In een veldexperiment in een populair zakenrestaurant in Göteborg bleek dat slechts rond de 2% van de klanten koos voor vegetarisch toen het vleesgerecht als eerste en de vegetarische variant als laatste op de menukaart stond. Door de twee opties om te draaien bestelden plots veel meer klanten vegetarisch (initieel zelfs 20%). Dit illustreert hoe mensen (figuurlijk) een duwtje (“nudge”) in de rug kunnen krijgen richting keuzes, die wenselijk zijn voor het individu en/of de maatschappij (of allebei). Bij de introductie van het nudge-concept was het achterliggende idee het volgende: als we begrijpen hoe bepaalde aspecten van een keuzecontext kunnen leiden tot irrationele (“slechte”) keuzes, dan kunnen we deze kennis ook gebruiken om kleine veranderingen aan te brengen die leiden tot “betere” keuzes, zonder dwang of boetes (zoals het omdraaien van de volgorde van vlees- en vegetarische lunchopties op een menukaart).

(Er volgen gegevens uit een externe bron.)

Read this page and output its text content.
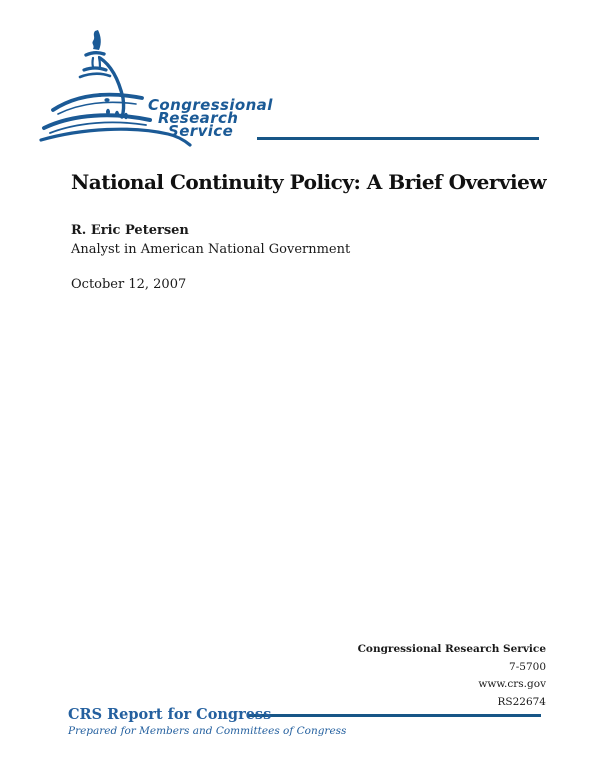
Congressional
Research
Service
National Continuity Policy: A Brief Overview
R. Eric Petersen
Analyst in American National Government
October 12, 2007
Congressional Research Service
7-5700
www.crs.gov
RS22674
CRS Report for Congress
Prepared for Members and Committees of Congress
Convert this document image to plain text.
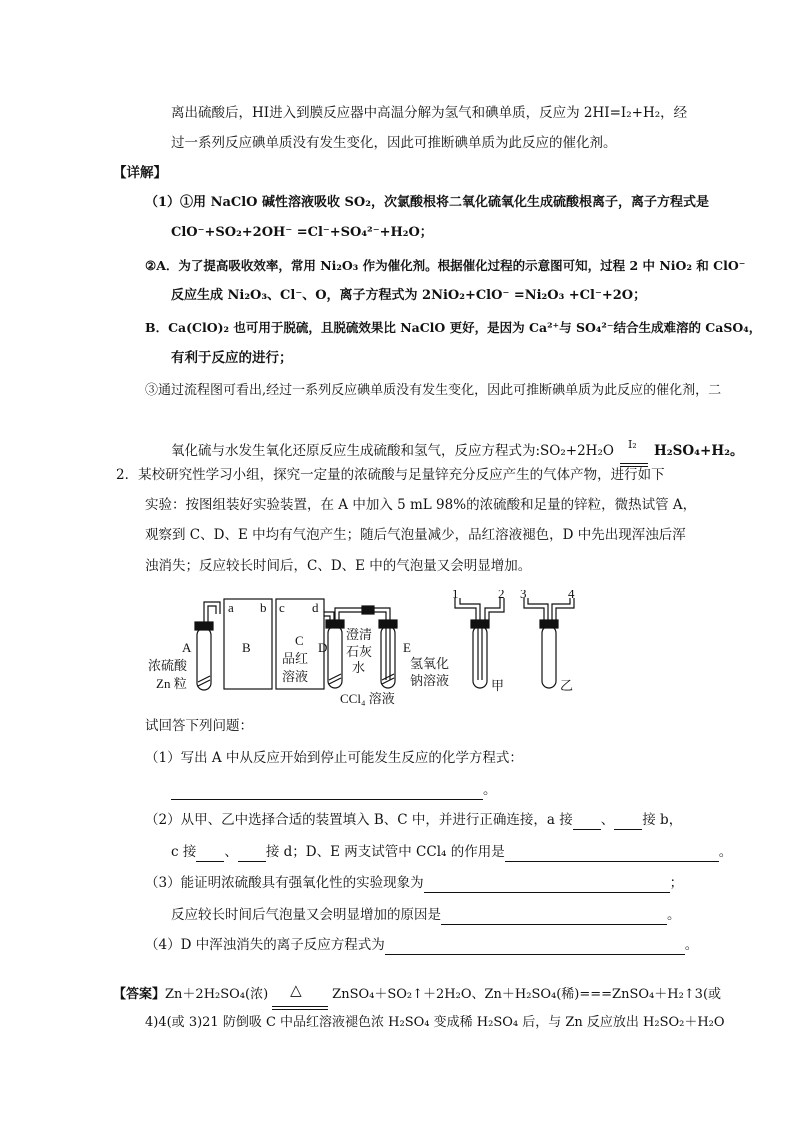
离出硫酸后，HI进入到膜反应器中高温分解为氢气和碘单质，反应为 2HI=I₂+H₂，经
过一系列反应碘单质没有发生变化，因此可推断碘单质为此反应的催化剂。
【详解】
（1）①用 NaClO 碱性溶液吸收 SO₂，次氯酸根将二氧化硫氧化生成硫酸根离子，离子方程式是
ClO⁻+SO₂+2OH⁻ =Cl⁻+SO₄²⁻+H₂O；
②A．为了提高吸收效率，常用 Ni₂O₃ 作为催化剂。根据催化过程的示意图可知，过程 2 中 NiO₂ 和 ClO⁻
反应生成 Ni₂O₃、Cl⁻、O，离子方程式为 2NiO₂+ClO⁻ =Ni₂O₃ +Cl⁻+2O；
B．Ca(ClO)₂ 也可用于脱硫，且脱硫效果比 NaClO 更好，是因为 Ca²⁺与 SO₄²⁻结合生成难溶的 CaSO₄，
有利于反应的进行；
③通过流程图可看出,经过一系列反应碘单质没有发生变化，因此可推断碘单质为此反应的催化剂，二
氧化硫与水发生氧化还原反应生成硫酸和氢气，反应方程式为:SO₂+2H₂O I₂ H₂SO₄+H₂。
2．某校研究性学习小组，探究一定量的浓硫酸与足量锌充分反应产生的气体产物，进行如下
实验：按图组装好实验装置，在 A 中加入 5 mL 98%的浓硫酸和足量的锌粒，微热试管 A，
观察到 C、D、E 中均有气泡产生；随后气泡量减少，品红溶液褪色，D 中先出现浑浊后浑
浊消失；反应较长时间后，C、D、E 中的气泡量又会明显增加。
a b c d
B	C
品红
溶液
A
浓硫酸
Zn 粒
D
澄清
石灰
水
CCl₄ 溶液
E
氢氧化
钠溶液
1	2 3	4
甲	乙
试回答下列问题：
（1）写出 A 中从反应开始到停止可能发生反应的化学方程式：
。
（2）从甲、乙中选择合适的装置填入 B、C 中，并进行正确连接，a 接 、 接 b，
c 接 、 接 d；D、E 两支试管中 CCl₄ 的作用是	。
（3）能证明浓硫酸具有强氧化性的实验现象为	；
反应较长时间后气泡量又会明显增加的原因是	。
（4）D 中浑浊消失的离子反应方程式为	。
【答案】Zn＋2H₂SO₄(浓) △ ZnSO₄＋SO₂↑＋2H₂O、Zn＋H₂SO₄(稀)===ZnSO₄＋H₂↑3(或
4)4(或 3)21 防倒吸 C 中品红溶液褪色浓 H₂SO₄ 变成稀 H₂SO₄ 后，与 Zn 反应放出 H₂SO₂＋H₂O
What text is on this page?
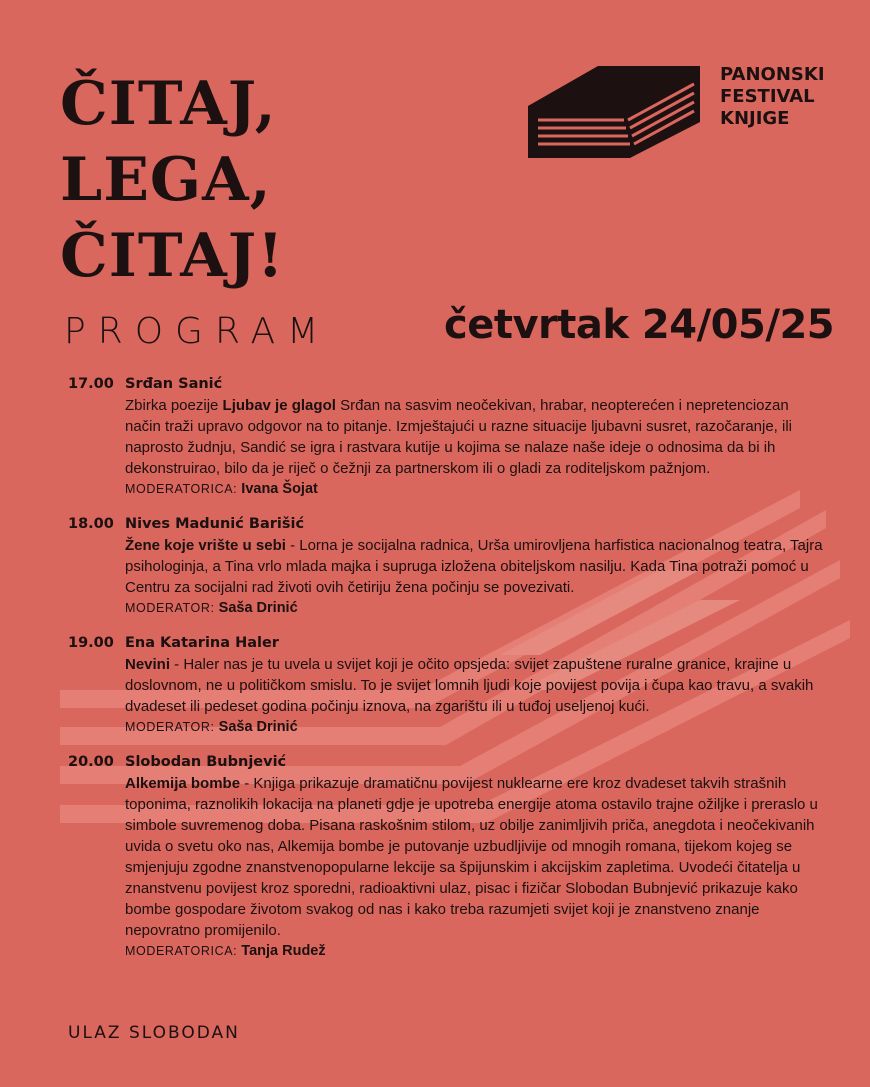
ČITAJ,
LEGA,
ČITAJ!
PANONSKI
FESTIVAL
KNJIGE
PROGRAM	četvrtak 24/05/25
17.00 Srđan Sanić
Zbirka poezije Ljubav je glagol Srđan na sasvim neočekivan, hrabar, neopterećen i nepretenciozan način traži upravo odgovor na to pitanje. Izmještajući u razne situacije ljubavni susret, razočaranje, ili naprosto žudnju, Sandić se igra i rastvara kutije u kojima se nalaze naše ideje o odnosima da bi ih dekonstruirao, bilo da je riječ o čežnji za partnerskom ili o gladi za roditeljskom pažnjom.
MODERATORICA: Ivana Šojat
18.00 Nives Madunić Barišić
Žene koje vrište u sebi - Lorna je socijalna radnica, Urša umirovljena harfistica nacionalnog teatra, Tajra psihologinja, a Tina vrlo mlada majka i supruga izložena obiteljskom nasilju. Kada Tina potraži pomoć u Centru za socijalni rad životi ovih četiriju žena počinju se povezivati.
MODERATOR: Saša Drinić
19.00 Ena Katarina Haler
Nevini - Haler nas je tu uvela u svijet koji je očito opsjeda: svijet zapuštene ruralne granice, krajine u doslovnom, ne u političkom smislu. To je svijet lomnih ljudi koje povijest povija i čupa kao travu, a svakih dvadeset ili pedeset godina počinju iznova, na zgarištu ili u tuđoj useljenoj kući.
MODERATOR: Saša Drinić
20.00 Slobodan Bubnjević
Alkemija bombe - Knjiga prikazuje dramatičnu povijest nuklearne ere kroz dvadeset takvih strašnih toponima, raznolikih lokacija na planeti gdje je upotreba energije atoma ostavilo trajne ožiljke i preraslo u simbole suvremenog doba. Pisana raskošnim stilom, uz obilje zanimljivih priča, anegdota i neočekivanih uvida o svetu oko nas, Alkemija bombe je putovanje uzbudljivije od mnogih romana, tijekom kojeg se smjenjuju zgodne znanstvenopopularne lekcije sa špijunskim i akcijskim zapletima. Uvodeći čitatelja u znanstvenu povijest kroz sporedni, radioaktivni ulaz, pisac i fizičar Slobodan Bubnjević prikazuje kako bombe gospodare životom svakog od nas i kako treba razumjeti svijet koji je znanstveno znanje nepovratno promijenilo.
MODERATORICA: Tanja Rudež
ULAZ SLOBODAN
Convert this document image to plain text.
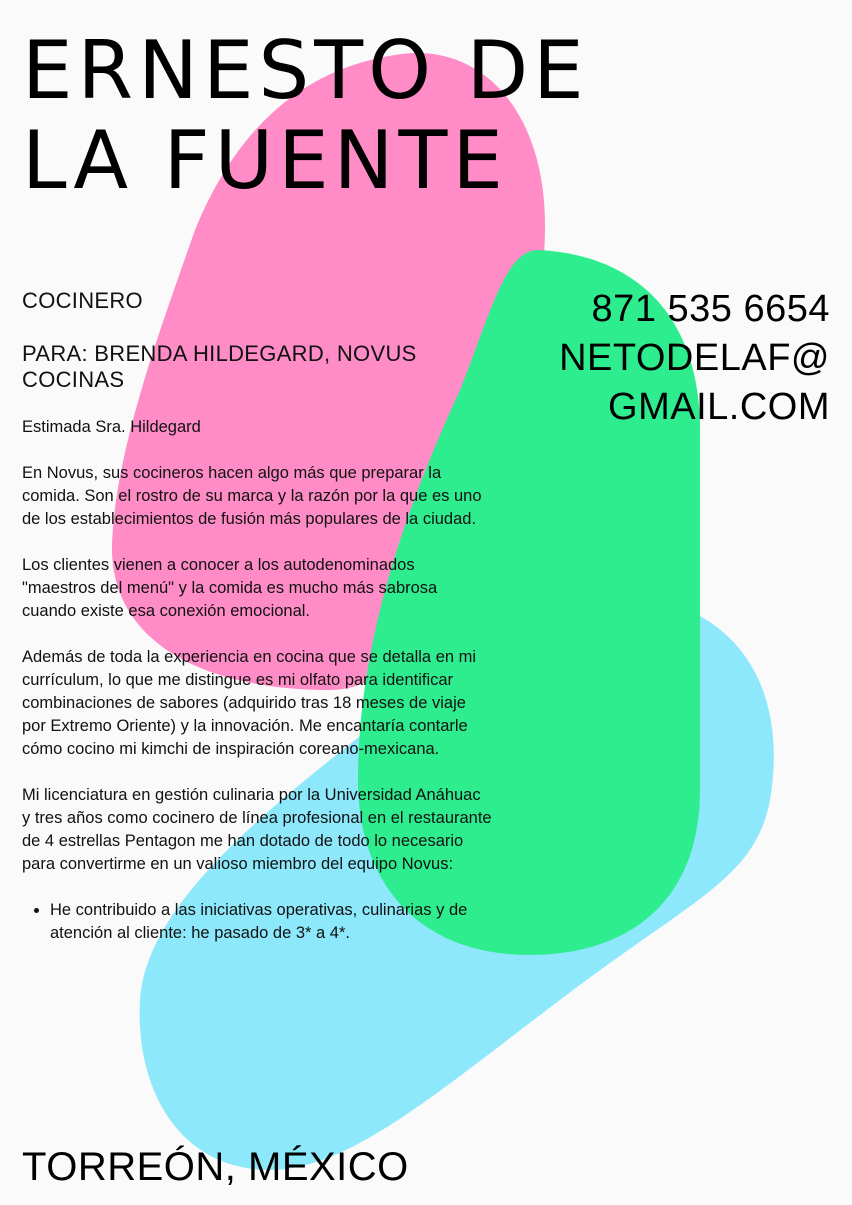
ERNESTO DE
LA FUENTE
COCINERO
PARA: BRENDA HILDEGARD, NOVUS COCINAS
871 535 6654
NETODELAF@
GMAIL.COM

Estimada Sra. Hildegard

En Novus, sus cocineros hacen algo más que preparar la comida. Son el rostro de su marca y la razón por la que es uno de los establecimientos de fusión más populares de la ciudad.

Los clientes vienen a conocer a los autodenominados "maestros del menú" y la comida es mucho más sabrosa cuando existe esa conexión emocional.

Además de toda la experiencia en cocina que se detalla en mi currículum, lo que me distingue es mi olfato para identificar combinaciones de sabores (adquirido tras 18 meses de viaje por Extremo Oriente) y la innovación. Me encantaría contarle cómo cocino mi kimchi de inspiración coreano-mexicana.

Mi licenciatura en gestión culinaria por la Universidad Anáhuac y tres años como cocinero de línea profesional en el restaurante de 4 estrellas Pentagon me han dotado de todo lo necesario para convertirme en un valioso miembro del equipo Novus:

• He contribuido a las iniciativas operativas, culinarias y de atención al cliente: he pasado de 3* a 4*.
TORREÓN, MÉXICO
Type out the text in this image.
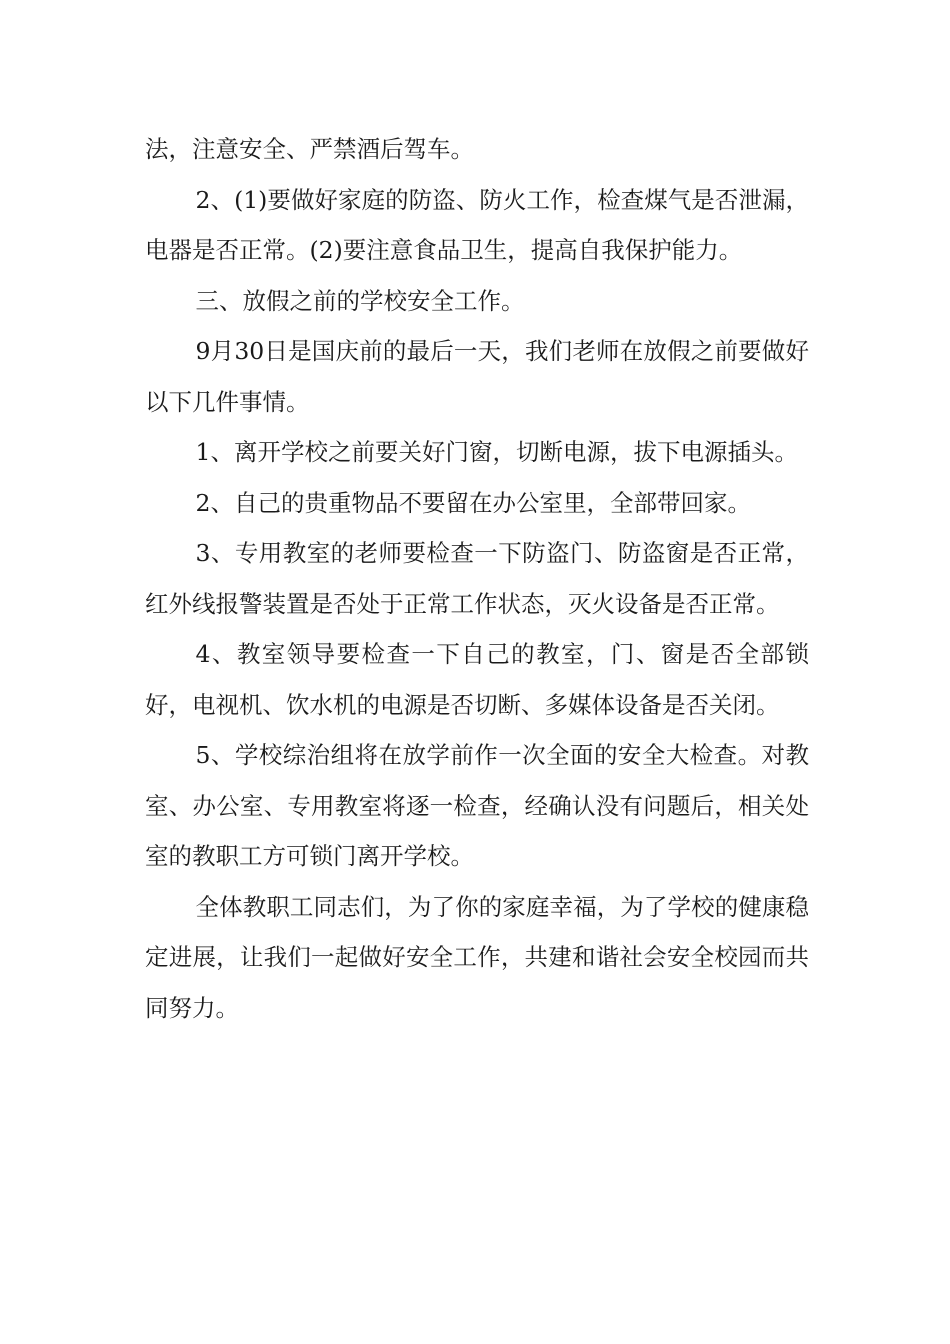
法，注意安全、严禁酒后驾车。

2、(1)要做好家庭的防盗、防火工作，检查煤气是否泄漏，电器是否正常。(2)要注意食品卫生，提高自我保护能力。

三、放假之前的学校安全工作。

9月30日是国庆前的最后一天，我们老师在放假之前要做好以下几件事情。

1、离开学校之前要关好门窗，切断电源，拔下电源插头。

2、自己的贵重物品不要留在办公室里，全部带回家。

3、专用教室的老师要检查一下防盗门、防盗窗是否正常，红外线报警装置是否处于正常工作状态，灭火设备是否正常。

4、教室领导要检查一下自己的教室，门、窗是否全部锁好，电视机、饮水机的电源是否切断、多媒体设备是否关闭。

5、学校综治组将在放学前作一次全面的安全大检查。对教室、办公室、专用教室将逐一检查，经确认没有问题后，相关处室的教职工方可锁门离开学校。

全体教职工同志们，为了你的家庭幸福，为了学校的健康稳定进展，让我们一起做好安全工作，共建和谐社会安全校园而共同努力。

Dit idee is aantrekkelijk, maar minder eenvoudig dan op het eerste gezicht lijkt. Vrijwel elke interventie kan onbedoeld het omgekeerde effect hebben als je niet precies weet waarom een gedragsinterventie op een bepaalde manier werkt, of wat de mogelijke implicaties kunnen zijn voor andere (mogelijk belangrijkere) gedragingen. Zo blijkt bijvoorbeeld dat goedkope nudges die gericht zijn op het verminderen van CO2-uitstoot een schadelijk indirect effect hebben, omdat ze de steun van burgers voor een CO2 tax ondermijnen. Goedkope nudges kunnen de valse hoop geven dat het klimaatprobleem kan worden opgelost zonder (waarschijnlijk noodzakelijke) ingrijpende beleidsmaatregelen en grote gedragsveranderingen. Of in simpeler woorden: als we allemaal een paar plastic zakjes minder gebruiken doen we zeker iets goeds, maar we moeten niet denken dat de wereld daarmee gered is. Daar is meer voor nodig, en het gevaar is dat kleine nudges afleiden van de grote veranderingen die nodig zijn. Het ontwerpen van zinvol beleid voor gedragsverandering is zeer complex: maatregelen die intuïtief logisch lijken, leiden vaak tot onverwachte en ongewenste uitkomsten.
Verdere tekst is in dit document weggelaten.